We never really thought it would last this long. It seems like it has been downhill since the 1950s, but then we found ways to compensate ourselves for the loss of secretaries, long lunches and the executive lunchroom. We always find ways to compensate ourselves. We even triggered a final management compensation package with this message. Sorry if you got a little shortchanged. The robots or your peers may be more generous to you than we were.

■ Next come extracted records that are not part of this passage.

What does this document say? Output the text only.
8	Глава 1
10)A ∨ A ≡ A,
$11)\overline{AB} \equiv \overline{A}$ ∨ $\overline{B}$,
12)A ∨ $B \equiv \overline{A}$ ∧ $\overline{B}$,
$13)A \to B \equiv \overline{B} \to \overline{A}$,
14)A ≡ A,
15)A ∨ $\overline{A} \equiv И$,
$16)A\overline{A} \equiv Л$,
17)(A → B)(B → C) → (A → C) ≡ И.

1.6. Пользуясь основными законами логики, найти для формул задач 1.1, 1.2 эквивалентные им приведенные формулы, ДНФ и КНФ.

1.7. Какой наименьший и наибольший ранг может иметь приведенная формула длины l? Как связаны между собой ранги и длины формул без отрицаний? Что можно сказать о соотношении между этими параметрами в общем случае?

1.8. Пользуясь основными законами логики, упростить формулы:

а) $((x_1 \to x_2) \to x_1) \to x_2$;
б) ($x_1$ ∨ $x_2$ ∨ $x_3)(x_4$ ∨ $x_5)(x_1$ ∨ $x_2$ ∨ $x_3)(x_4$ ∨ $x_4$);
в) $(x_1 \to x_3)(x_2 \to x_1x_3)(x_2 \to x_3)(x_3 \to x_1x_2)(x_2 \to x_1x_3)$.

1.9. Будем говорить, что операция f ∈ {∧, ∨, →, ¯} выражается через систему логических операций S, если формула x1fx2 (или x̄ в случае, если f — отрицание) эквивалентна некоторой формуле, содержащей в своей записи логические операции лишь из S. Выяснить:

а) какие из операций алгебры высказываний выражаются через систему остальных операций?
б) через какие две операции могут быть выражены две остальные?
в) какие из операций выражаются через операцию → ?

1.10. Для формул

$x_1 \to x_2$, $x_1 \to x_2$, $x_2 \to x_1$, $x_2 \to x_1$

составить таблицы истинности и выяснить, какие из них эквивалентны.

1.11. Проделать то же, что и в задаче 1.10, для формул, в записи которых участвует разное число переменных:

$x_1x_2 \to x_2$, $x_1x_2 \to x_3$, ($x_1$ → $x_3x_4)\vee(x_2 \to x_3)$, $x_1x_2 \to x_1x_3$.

We know you will miss the meetings, the reports, the obscure politics, the powerpoint, the email, the 360 reviews, the performance appraisals and the complete lack of transparency as to what was actually going on. We will. Most of all, we will miss the money and the status. Oh, and listening to the sound of our own voice. Such a pity that someone finally coined HiPPO. It exposed all the aspects of our little game.
Now it is up to You
Good luck working out how the organisational system works. We hope you have better luck than we did. We never quite got the hang of the interdependencies and the networks. Silos were a nice try to hide our lack of understanding. Restructures worked well for a while to keep everyone confused. The blizzard of management jargon and techniques kept everyone busy arguing over which of the latest fads was the best way to work (Wasn’t Holacracy a clever way to buy a few more years?). All those disconnected performance targets was another great strategy to avoid having to work out how the place actually runs.
Enjoy the autonomy. We may have had power, but autonomy is a different thing. Our power was mostly useful for clashing with other power. You might actually get to use your autonomy to do something purposeful, particularly if you are able to build trust and influence some colleagues and networks to collaborate with you. Run some experiments with changing the world. The customers and community would be pleased if you made a difference for them. They got a little tired waiting for us.
If we have one word of advice it is leverage the potential of people. We spoke a lot about “people being our best assets” and “world class talent” but mostly we just repeated what we read in books about management. That was much easier than doing something with people. You have a chance to use and grow the diverse capabilities of all the individuals in the organisation. There’s lots of potential we never tapped. You will have to make decisions that take the potential of people into account because they will be a part of the decision making process. Oddly, treating people like assets, machines and a commodity didn’t seem to realise the potential for organisations to learn, perform and grow.
So long and thanks for all the bonuses
So thanks for all your hard work, commitment to the organisation and putting up with our efforts at management. We are gone now but we will still be watching. The world is far more transparent. We were never able to adapt to all that transparency, openness and interaction. However, we will be able to keep a better eye on you now and learn what we should have done as you work out the path forward together.
Unfortunately for us, we will have no more opportunities to talk at you. We are all off to explore potential careers in politics.